New MacPorts web site
Craig Treleaven
ctreleaven at cogeco.ca
Mon Apr 7 10:11:01 PDT 2014
At 10:01 AM -0500 4/7/14, Ryan Schmidt wrote:
>Dear fellow MacPorts developers and enthusiasts,
>
>I've been working on a new MacPorts web site for some time, and I
>would like to share with you my work so far:
>
>url: http://macports.ryandesign.com:8080
>username: mp
>password: 333
>
>It is not yet complete but I hope it gives an idea of the direction
>I'm going, and I very much hope that you like it.
>
>In some areas I tried multiple different page designs; on those
>pages you'll see a widget for selecting among them.
>
>Gentle feedback about what works and what doesn't (both functionally
>and conceptually) and what else you think should be there would be
>helpful; with any luck I'll agree with you. But let's distinguish
>between features which are essential to get to a functional first
>version that we can publish, and those features that would be nice
>to have eventually but which can be postponed until later so as not
>to delay the initial release.
>
>My focus so far has been on the following areas:
>
> * Make the homepage simple and inviting
Very nice!
Possible tweaks: The first section of the page takes up half a
screen on my Mac. I think it could be a little more compact. I
agree that the Lean More and Contribute sections should move to their
own pages. Personally, I think the recent port updates section
should be more prominent. Shows that the project is active and gives
a flavour for the software that MacPorts actually provides.
> * Make the install page as simple as possible, providing
>instructions specific to each OS X version
Well done, enormous improvement.
> * Provide a page for each port, containing helpful information
>extracted from the Portfile, logically and attractively presented
> * News
> * Site infrastructure
> * Database
>
>Further work to be done, in no particular order and not necessarily
>before the first release:
>
> * Further database and import script overhauls (maybe later)
> * Port search, at least equivalent to what ports.php on the current
>web site can do (essential)
Agreed.
> * Port pages:
> * Variants (essential)
> * Licenses (essential)
> * Subports (essential)
> * Distributability and binary package availability (nice to have;
>pretty easy)
> * Version and revision history (nice to have; difficult)
Agreed.
> * Maintainer info pages (later)
> * Category info pages (later)
15 ports per page is too little. Perhaps make it user-selectable?

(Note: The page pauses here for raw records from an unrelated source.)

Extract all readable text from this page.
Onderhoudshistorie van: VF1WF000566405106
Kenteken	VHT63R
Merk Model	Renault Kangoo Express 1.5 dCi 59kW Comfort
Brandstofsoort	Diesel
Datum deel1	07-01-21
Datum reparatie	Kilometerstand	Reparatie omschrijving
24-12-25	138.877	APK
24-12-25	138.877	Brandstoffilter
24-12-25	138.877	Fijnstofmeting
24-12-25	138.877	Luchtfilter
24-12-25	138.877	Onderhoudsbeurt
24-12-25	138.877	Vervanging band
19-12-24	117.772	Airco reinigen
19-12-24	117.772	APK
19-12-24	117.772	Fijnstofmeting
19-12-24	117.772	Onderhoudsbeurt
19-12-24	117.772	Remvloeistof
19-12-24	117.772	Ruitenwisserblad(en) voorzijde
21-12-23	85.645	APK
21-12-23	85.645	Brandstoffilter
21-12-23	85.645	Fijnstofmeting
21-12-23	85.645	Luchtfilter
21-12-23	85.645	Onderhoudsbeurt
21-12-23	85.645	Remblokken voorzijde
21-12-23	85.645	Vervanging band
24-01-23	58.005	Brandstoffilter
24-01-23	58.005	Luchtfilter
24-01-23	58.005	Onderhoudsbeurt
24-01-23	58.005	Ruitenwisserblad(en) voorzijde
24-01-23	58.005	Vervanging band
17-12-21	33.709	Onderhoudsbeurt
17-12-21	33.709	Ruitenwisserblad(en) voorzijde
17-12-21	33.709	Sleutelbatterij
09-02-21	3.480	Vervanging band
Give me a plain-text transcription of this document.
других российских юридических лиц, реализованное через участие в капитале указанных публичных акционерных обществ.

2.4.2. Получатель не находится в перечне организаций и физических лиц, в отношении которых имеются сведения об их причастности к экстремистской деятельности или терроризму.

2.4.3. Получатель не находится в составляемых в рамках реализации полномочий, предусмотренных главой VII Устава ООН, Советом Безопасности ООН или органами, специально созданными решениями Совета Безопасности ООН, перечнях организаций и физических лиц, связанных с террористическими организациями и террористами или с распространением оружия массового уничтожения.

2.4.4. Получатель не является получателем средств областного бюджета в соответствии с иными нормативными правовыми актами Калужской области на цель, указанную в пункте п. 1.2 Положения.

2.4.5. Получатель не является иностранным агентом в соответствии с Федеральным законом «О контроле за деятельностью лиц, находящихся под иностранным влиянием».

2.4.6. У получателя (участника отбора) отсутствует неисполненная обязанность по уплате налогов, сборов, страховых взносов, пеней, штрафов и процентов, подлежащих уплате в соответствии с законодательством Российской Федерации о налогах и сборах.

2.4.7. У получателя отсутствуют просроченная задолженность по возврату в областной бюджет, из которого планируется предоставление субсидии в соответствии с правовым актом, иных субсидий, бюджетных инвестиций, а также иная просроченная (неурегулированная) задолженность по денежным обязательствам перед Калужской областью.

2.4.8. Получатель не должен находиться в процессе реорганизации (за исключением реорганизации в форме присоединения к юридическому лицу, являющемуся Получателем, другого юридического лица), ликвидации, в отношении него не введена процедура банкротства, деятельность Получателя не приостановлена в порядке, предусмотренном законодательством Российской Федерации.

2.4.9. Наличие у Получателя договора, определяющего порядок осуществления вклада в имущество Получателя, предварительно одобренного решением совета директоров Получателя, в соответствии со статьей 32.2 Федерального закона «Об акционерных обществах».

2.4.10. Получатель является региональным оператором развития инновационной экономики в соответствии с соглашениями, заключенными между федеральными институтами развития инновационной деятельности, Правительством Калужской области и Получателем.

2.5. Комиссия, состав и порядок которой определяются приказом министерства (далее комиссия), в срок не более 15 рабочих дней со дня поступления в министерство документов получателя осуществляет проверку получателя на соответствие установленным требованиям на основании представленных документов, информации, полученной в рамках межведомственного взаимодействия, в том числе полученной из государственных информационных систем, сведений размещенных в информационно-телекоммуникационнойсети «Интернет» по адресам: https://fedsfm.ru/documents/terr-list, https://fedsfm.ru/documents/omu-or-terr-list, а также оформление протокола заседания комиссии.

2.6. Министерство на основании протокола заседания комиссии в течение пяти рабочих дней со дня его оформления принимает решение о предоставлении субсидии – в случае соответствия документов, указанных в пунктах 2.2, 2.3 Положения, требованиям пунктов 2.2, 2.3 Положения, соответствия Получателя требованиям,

I'd think 25 is the absolute minimum.
However, no one is going to browse the 3,500+ ports in devel. In the
badge view it says 2,072. Does that mean 2,072 where the first
category is devel; 3,520, have devel somewhere in the list of
categories?
I think we should have sub-category pages for the high-volume
categories. For example, libhttpd has categories {devel www}. So
the devel page could lead to a devel/www sub-category with a much
narrowed list. Same for perl, python, php,
As ports are updated, we can try to add/modify categories. There are
20+ categories with 10 or fewer ports according to the badge view.
All of these should be pruned. I'm sure others could be combined, as
well.
I think each category page could also show the most-requested ports,
perhaps the top 25.
> * Learn how the new statistics-gathering code in base works and
>integrate with it
To me, the number of reported installs (split between requested and
installed as a dependency) is interesting. Perhaps comparing last
week, last month and last year. I think there should be a separate
page with more detailed statistics for each port (by OS, by version,
etc).
Thanks for all your efforts; it is a huge improvement.